Alacaklı tarafından genel haciz yolu ile ilamsız icra takibine başlandığı, örnek 7 numaralı ödeme emrinin tebliği üzerine, borçlunun yasal sürede icra dairesine verdiği dilekçe ile diğer itiraz ve şikayet hakları saklı kalmak kaydıyla borca, yetkiye ve tüm fer'ilerine itiraz ettiği, alacaklının itirazın kaldırılması istemiyle icra mahkemesine başvurduğu, mahkemece, dayanak belgeye istinaden ilamlı takip yapılmış olsaydı takibin durmayacağını, ilamsız takip yapılarak bu durumun önünün açıldığı gerekçesi ile istemin reddine karar verildiği görülmektedir.
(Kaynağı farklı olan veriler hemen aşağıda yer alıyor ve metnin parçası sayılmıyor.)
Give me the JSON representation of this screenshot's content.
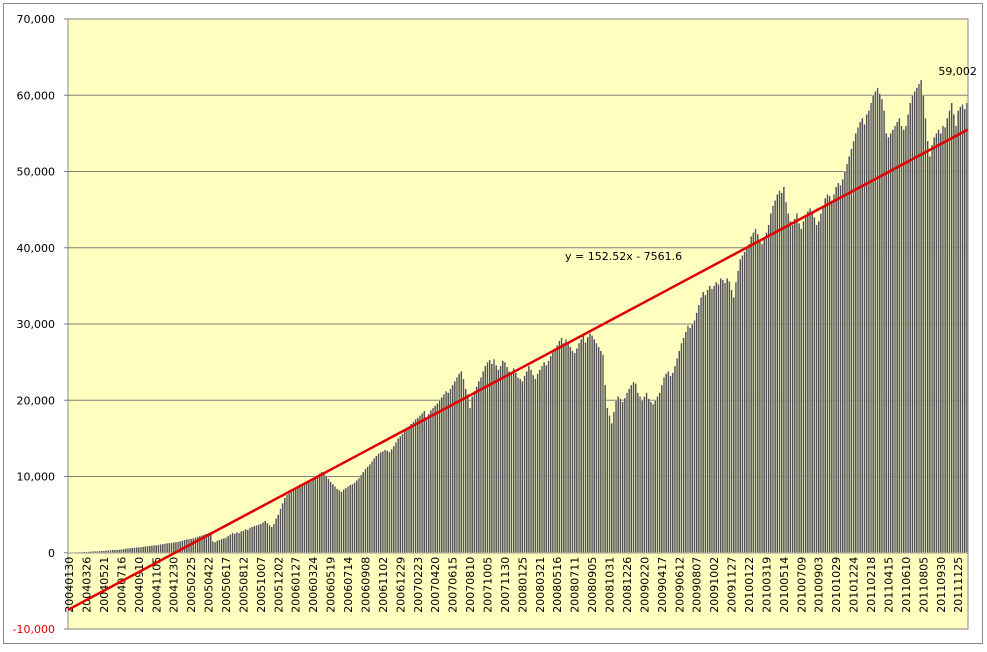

İİK'nun 68/1. maddesi gereğince; talebine itiraz edilen alacaklının takibi, imzası ikrar veya noterlikçe tasdik edilen borç ikrarını içeren bir senede yahut resmi dairelerin veya yetkili makamların yetkileri dahilinde ve usulüne göre verdikleri bir makbuz veya belgeye müstenit ise, alacaklı itirazın kaldırılmasını isteyebilir. İİK.'nun 68/1. maddesinde yer alan yetkili makamların düzenledikleri belgelerin ise takip dayanağı yapılıp ilamsız takibe konulabilmesi için, kanunda bu belgelerin İİK.'nun 68. maddesinde sayılanlardan olduğuna ilişkin özel hüküm bulunması gerekir (İİK.143/2, 105/1, 251/1, 634 Sayılı Yasanın 37. maddesi gibi).
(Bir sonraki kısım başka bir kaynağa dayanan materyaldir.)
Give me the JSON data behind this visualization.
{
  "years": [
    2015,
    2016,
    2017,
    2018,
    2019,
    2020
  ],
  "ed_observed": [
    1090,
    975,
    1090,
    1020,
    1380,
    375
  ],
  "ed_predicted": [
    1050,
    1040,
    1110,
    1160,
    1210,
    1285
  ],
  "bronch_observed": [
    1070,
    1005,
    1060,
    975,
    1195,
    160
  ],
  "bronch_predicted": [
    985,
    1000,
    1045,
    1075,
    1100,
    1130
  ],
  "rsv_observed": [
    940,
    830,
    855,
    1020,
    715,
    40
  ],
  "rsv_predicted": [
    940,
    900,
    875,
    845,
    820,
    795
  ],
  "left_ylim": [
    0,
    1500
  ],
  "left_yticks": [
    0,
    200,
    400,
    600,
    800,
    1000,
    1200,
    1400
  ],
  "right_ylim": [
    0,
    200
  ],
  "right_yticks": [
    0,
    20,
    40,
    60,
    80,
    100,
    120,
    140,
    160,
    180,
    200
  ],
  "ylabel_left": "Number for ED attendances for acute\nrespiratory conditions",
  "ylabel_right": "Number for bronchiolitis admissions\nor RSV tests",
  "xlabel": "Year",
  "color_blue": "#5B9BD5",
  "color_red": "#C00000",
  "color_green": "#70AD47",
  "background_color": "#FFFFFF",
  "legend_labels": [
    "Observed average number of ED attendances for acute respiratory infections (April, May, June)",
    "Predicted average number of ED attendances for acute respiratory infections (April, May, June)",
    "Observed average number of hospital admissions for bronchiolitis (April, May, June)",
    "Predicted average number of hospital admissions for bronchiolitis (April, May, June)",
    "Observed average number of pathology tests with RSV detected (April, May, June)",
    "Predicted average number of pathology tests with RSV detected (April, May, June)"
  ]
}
Diğer taraftan, 6098 sayılı Türk Borçlar Kanunu'nun "Geçici Önlemler" başlığını taşıyan 76/1. maddesinde; "Zarar gören, iddiasının haklılığını gösteren inandırıcı kanıtlar sunduğu ve ekonomik durumu da gerektirdiği takdirde hâkim, istem üzerine davalının zarar görene geçici ödeme yapmasına karar verebilir" hükmüne yer verilmiştir.
Somut olayda; alacaklının, davacısı olduğu, Alanya 3. Asliye Hukuk Mahkemesi'nin 14.11.2013 tarih ve 2013/674 Esas sayılı tazminata ilişkin dava dosyasında, ön inceleme tensip tutanağının 14 numaralı ara kararı ile 6101 sayılı Kanunun 7. maddesi ve 6098 sayılı TBK'nun 76. maddesine göre takdir edilen 10.000 TL geçici ödeme ile ilgili kısmı genel haciz yolu ile icra takibine koyduğu anlaşılmakta olup, bahse konu mahkeme ara kararı, ilam niteliğinde bir belge olmayıp, yetkili makamların yetkileri dahilinde ve usulüne göre verdikleri belge niteliğindedir.
Mahkemece, takibe dayanak yapılan geçici ödemeye ilişkin mahkeme ara kararının, İİK'nun 68/1. maddesindeki belgelerden olması nedeniyle itirazın kaldırılması isteminin kabulüne karar verilmesi gerekirken, yazılı gerekçeyle istemin reddi yönünde hüküm tesisi isabetsizdir.
SONUÇ : Alacaklının temyiz itirazlarının kabulü ile mahkeme kararının yukarıda yazılı nedenlerle İİK'nun 366 ve HUMK’nun 428. maddeleri uyarınca (BOZULMASINA), peşin alınan harcın istek halinde iadesine, ilamın tebliğinden itibaren 10 gün içinde karar düzeltme yolu açık olmak üzere, 16.10.2014 gününde oybirliğiyle karar verildi.